Artiva Biotherapeutics, Inc., a clinical-stage biotechnology company, focuses on developing natural killer (NK) cell-based therapies for patients suffering from autoimmune diseases and cancers. The company's lead product candidate is AB-101, an off-the-shelf NK cell therapy for patients with autoimmune diseases and cancers, such as lupus nephritis, rheumatoid arthritis, pemphigus vulgaris, the anti-neutrophil cytoplasmic antibody-associated vasculitis subtypes granulomatosis with polyangiitis/microscopic polyangiitis, systemic lupus erythematosus, and B-cell-non-Hodgkin lymphoma. It also develops AB-201, an allogeneic anti- human epidermal growth factor receptor 2 chimeric antigen receptor (CAR)-NK cell product candidate; and AB-205, an allogeneic anti-CD5 CAR-NK cell product candidate. The company was incorporated in 2019 and is headquartered in San Diego, California.

Celularity Inc., a clinical-stage biotechnology company, develops off-the-shelf placental-derived allogeneic cell therapies for the treatment of cancer, immune, and infectious diseases. The company operates through Cell Therapy, Degenerative Disease, and BioBanking segments.
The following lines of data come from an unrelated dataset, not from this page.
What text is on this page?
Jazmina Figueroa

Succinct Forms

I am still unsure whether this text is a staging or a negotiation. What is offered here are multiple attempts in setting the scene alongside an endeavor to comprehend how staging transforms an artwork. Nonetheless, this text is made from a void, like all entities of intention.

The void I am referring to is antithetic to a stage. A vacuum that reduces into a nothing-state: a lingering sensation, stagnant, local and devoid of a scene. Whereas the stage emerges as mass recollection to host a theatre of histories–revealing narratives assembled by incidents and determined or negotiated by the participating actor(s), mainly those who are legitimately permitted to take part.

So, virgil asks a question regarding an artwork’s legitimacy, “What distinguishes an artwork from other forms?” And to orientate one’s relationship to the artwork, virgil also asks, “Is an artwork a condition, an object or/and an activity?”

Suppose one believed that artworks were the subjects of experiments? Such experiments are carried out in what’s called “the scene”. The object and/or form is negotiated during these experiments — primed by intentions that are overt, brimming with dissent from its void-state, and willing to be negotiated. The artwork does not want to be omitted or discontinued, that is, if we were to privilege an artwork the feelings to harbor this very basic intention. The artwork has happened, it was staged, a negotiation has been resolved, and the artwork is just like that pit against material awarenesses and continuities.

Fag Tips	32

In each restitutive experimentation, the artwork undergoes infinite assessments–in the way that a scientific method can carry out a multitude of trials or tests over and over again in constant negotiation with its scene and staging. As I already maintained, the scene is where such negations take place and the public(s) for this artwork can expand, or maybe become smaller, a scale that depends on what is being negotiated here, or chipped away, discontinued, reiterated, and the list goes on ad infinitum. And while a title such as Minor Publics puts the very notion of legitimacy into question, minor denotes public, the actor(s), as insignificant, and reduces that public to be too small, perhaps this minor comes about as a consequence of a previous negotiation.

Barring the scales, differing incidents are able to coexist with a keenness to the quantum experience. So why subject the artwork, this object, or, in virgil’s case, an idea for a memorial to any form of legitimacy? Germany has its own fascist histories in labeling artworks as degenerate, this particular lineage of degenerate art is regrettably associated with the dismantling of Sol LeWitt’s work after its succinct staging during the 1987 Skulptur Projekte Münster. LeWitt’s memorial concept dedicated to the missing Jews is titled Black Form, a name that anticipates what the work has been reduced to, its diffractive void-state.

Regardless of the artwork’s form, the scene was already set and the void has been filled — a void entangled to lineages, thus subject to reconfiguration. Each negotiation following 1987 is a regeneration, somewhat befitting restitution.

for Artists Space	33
Its lead therapeutic programs include CYCART-19, an allogeneic CAR-T cell for the treatment of non-Hodkin's lymphoma (NHL) and mantle cell lymphoma (MCL); CYNK-001, an allogeneic unmodified natural killer cell that is in Phase I/II clinical trial for the treatment of acute myeloid leukemia (AML); and APPL-001, a genetically modified placental-derived mesenchymal-like adherent stromal cell for the treatment of Crohn's disease. In addition, the company is developing CYCART-201 for the treatment of NHL and MCL, and human epidermal growth factor receptor 2 positive cancers; CYNK-301, a next generation chimeric antigen receptor-natural killer (CAR-NK) for treating relapse refractory AML; CYNK-302, a CAR-NK to treat non-small cell lung cancer; and pExo-001, a human postpartum placenta derived exosome product for the treatment of osteoarthritis. Celularity Inc. produces, sells, and licenses products that are used in surgical and wound care markets, such as Biovance, Biovance 3L, Interfyl, and Centaflex; and collects and stores stem cells from umbilical cords and placentas under the LifebankUSA brand. The company has licensing agreement with Sorrento Therapeutics, Inc. for the development and commercialization of licensed CD19 CAR-T products; and research collaboration services agreement with Regeneron Pharmaceuticals, Inc. to support the research of allogeneic cell therapy candidates. Celularity Inc. was founded in 1998 and is based in Florham Park, New Jersey.

Senti Biosciences, Inc. operates as a preclinical biotechnology company that develops next-generation cell and gene therapies engineered with its gene circuit platform technologies for various diseases. Its lead product candidates utilize allogeneic chimeric antigen receptor natural killer (CAR-NK) cells outfitted with its gene circuit technologies in various oncology indications. The company product candidates include SENTI-202, a Logic Gated OR+NOT off-the-shelf CAR-NK cell therapy designed to target and eliminate cancer cells while sparing the healthy bone marrow; and SENTI-301A for the treatment of hepatocellular carcinoma. It also develops SENTI-401, a Logic Gated off-the-shelf CAR-NK cell therapy designed to target and eliminate colorectal cancer/CRC cells. In addition, the company develops Tumor-Associated Antigen and Protective Antigen Paired Discovery Platform to select and validate NOT GATE antigen candidates and identify tumor-associated antigens in cancer cells. The company has a strategic collaboration with Celest Therapeutics (Shanghai) Co. Ltd for the clinical development of SENTI-301A to treat solid tumors. Senti Biosciences, Inc. was incorporated in 2016 and is headquartered in South San Francisco, California.